Other than UBI, UBE attaches a string of social reciprocity. Refival considers a society to be more than the sum of its individual citizens. In this context, UBE is neither a social assistance based individual minimum income as Spain wants to introduce it, nor a public employment or job guarantee program, or a form of (restricted) participation income.

Refival’s approach is to supply a basic income to every citizen in exchange for a free choice of one’s contribution(s) to the community. Instead of “just” supplying or redistributing money to its members, the task of such a society is more advanced and includes the responsibility for democratically defining and generating a sufficiently wide and optimized/maximized spectrum of education and engagement opportunities. Oppositely, unrestricted freedom in the type of individual contribution could theoretically be granted, but in order to balance the interests of its citizens, the society would in that case have to clearly limit the activities it does not want to reward and would likely have to refrain from collective stimulation. Either way, all citizens should be enabled to participate in the future development of their community and at the same time be encouraged to maximize their skills and “contribution satisfaction”.

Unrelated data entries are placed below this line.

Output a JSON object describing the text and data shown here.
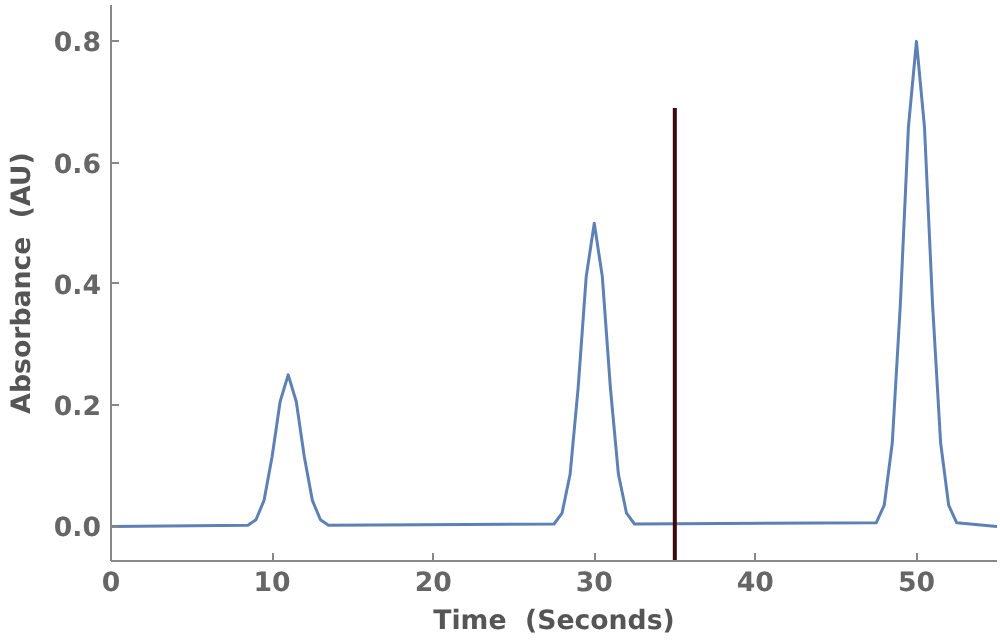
{
  "chart_data": {
    "type": "line",
    "xlabel": "Time  (Seconds)",
    "ylabel": "Absorbance  (AU)",
    "xlim": [
      0,
      55
    ],
    "ylim": [
      -0.057,
      0.86
    ],
    "xticks": [
      0,
      10,
      20,
      30,
      40,
      50
    ],
    "yticks": [
      {
        "value": 0,
        "label": "0.0"
      },
      0.2,
      0.4,
      0.6,
      0.8
    ],
    "grid": false,
    "line_style": "solid",
    "series": [
      {
        "color": "#5e81b5",
        "x": [
          0,
          8.5,
          9,
          9.5,
          10,
          10.5,
          11,
          11.5,
          12,
          12.5,
          13,
          13.5,
          27.5,
          28,
          28.5,
          29,
          29.5,
          30,
          30.5,
          31,
          31.5,
          32,
          32.5,
          47.5,
          48,
          48.5,
          49,
          49.5,
          50,
          50.5,
          51,
          51.5,
          52,
          52.5,
          55
        ],
        "values": [
          0,
          0.002,
          0.011,
          0.043,
          0.115,
          0.206,
          0.25,
          0.206,
          0.115,
          0.043,
          0.011,
          0.002,
          0.004,
          0.022,
          0.086,
          0.229,
          0.412,
          0.5,
          0.412,
          0.229,
          0.086,
          0.022,
          0.004,
          0.006,
          0.035,
          0.138,
          0.366,
          0.658,
          0.8,
          0.658,
          0.366,
          0.138,
          0.035,
          0.006,
          0
        ]
      },
      {
        "color": "#3b0a0a",
        "x": [
          35,
          35
        ],
        "values": [
          -0.057,
          0.69
        ]
      }
    ]
  }
}
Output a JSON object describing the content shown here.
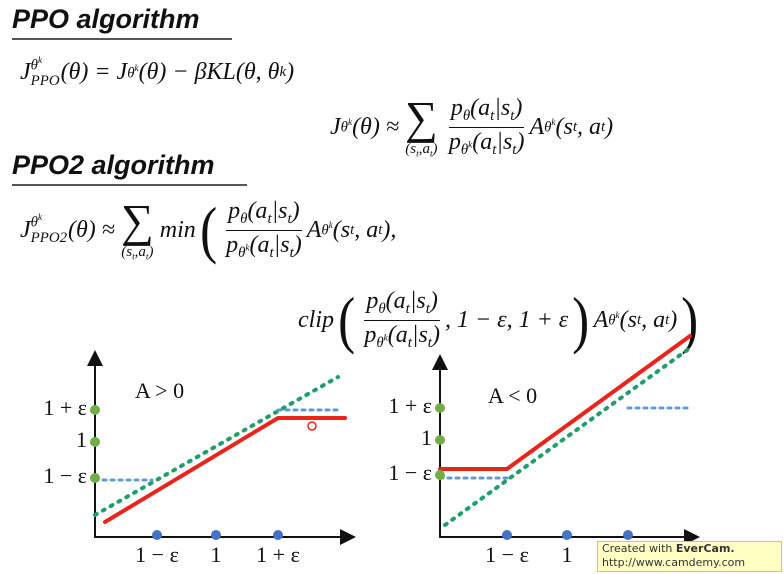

Simultaneously, an engagement-based approach can likely prevent people from entering into an entirely “virtual reality life” without any social connection, as this can already be observed with the more than 1 million Hikikomori in Japan. Only those who are disabled are exempted, for them, a welfare-based solution should be offered.

An objection that is often made against UBE is that it would lead to an extensive bureaucratic monitoring and law enforcement system, whereas UBI would instead dissolve the burden of welfare allocation and administration. Although it is, of course, possible to create a classification system of activities and rewards, this is definitely not what Refival envisions. Its proposition is to use a fairly simple yearly tax return structure and — as this is already common practice in Scandinavian countries — to make the results transparent/public. Compliance is expected to be voluntary and based on satisfactory social engagement instead of guarded possible tax avoidance. UBE is about stimulation, not about regulation.

UBE has its roots in Refival’s frameworks for refugee integration in rural villages in Europe. With refugees being fully welfare dependent for an average of 5 years, and with social support structures in place to provide such financial assistance to them, the main hindrance for refugee integration is to facilitate their participation rather than to supply a minimum income. Instead of labeling refugees as deprived and non-active, providing UBE would emphasize their dignity and stimulate communities to welcome them and value their contribution. Adaptation would be part of the refugees’ employment and newcomers would thus automatically become synergetic participants.

Implementing UBE as a bottom-up method to reboot our economies after the Covid-19 crisis could very similarly change the displacement of people into an embracement of their engagement.